西行法師生誕900年記念・全国初の特別展この秋開催へ

2018年02月22日 21時38分 ニュース, 政治, 社会

和歌山県出身で平安末期の歌人・西行法師(さいぎょうほうし)の生誕900年を記念した全国初の特別展が、この秋、和歌山県立博物館で開かれることになりました。

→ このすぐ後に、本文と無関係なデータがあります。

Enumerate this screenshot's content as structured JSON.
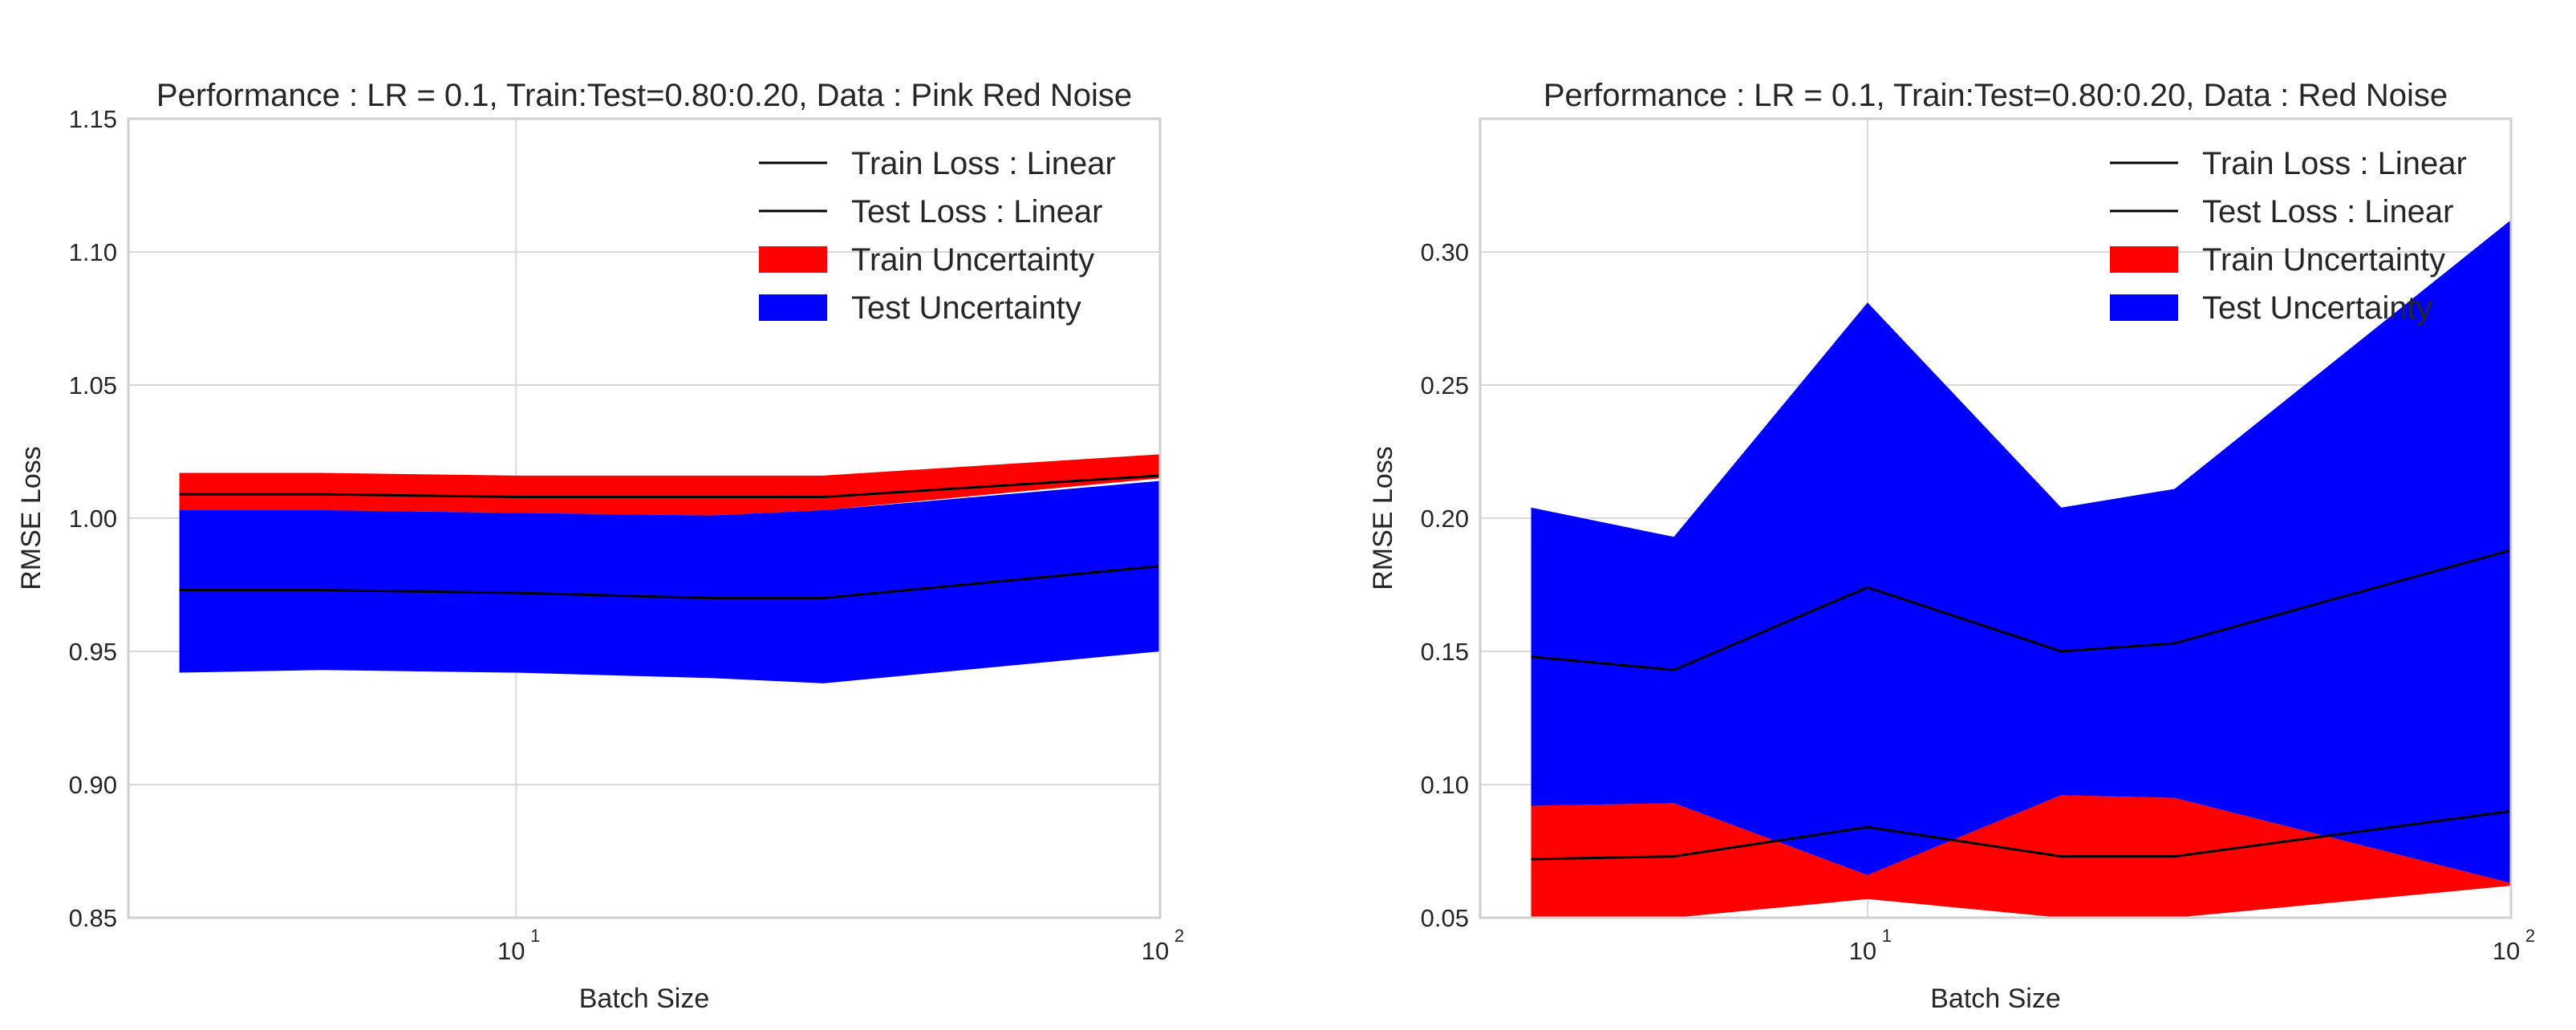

西行法師は、今から900年前、平安時代の元永(げんえい)元年・1118年、現在の紀の川市で生まれたとされ、京の御所(ごしょ)を警備する「北面武士(ほくめんのぶし)」を務めましたが、23歳で出家して西行と名乗り、高野山をはじめとする全国の寺を巡りながら多くの和歌をのこし、文治(ぶんじ)6年・1190年、身を寄せていた大阪府河南町(かなんちょう)の弘川寺(ひろかわでら)で73歳で亡くなりました。

県立博物館は、生誕900年の節目を記念して、ことし(2018年)10月13日から11月25日にかけて、西行学会との共催で、全国初の特別展を企画し、高野山・金剛峯寺(こんごうぶじ)が所蔵する国宝の「僧円位書状(そうえんいしょじょう)」や、文化庁などが所蔵する重要文化財の「西行物語絵巻」など、全国からゆかりの文化財を一堂に集めて西行の足跡を広く発信するほか、期間中に記念講演会やシンポジウムを開いたり、特別展の図録を刊行するなど、関連する行事も企画されています。

県立博物館では「和歌山生まれの西行を文化資源として全国に発信したい」と話しています。

県立博物館を所管する県教育委員会は、特別展開催の関連費用として2600万円あまりを計上していて、今月(2月)21日に開会する2月定例県議会に、新年度予算案の一部として盛り込まれます。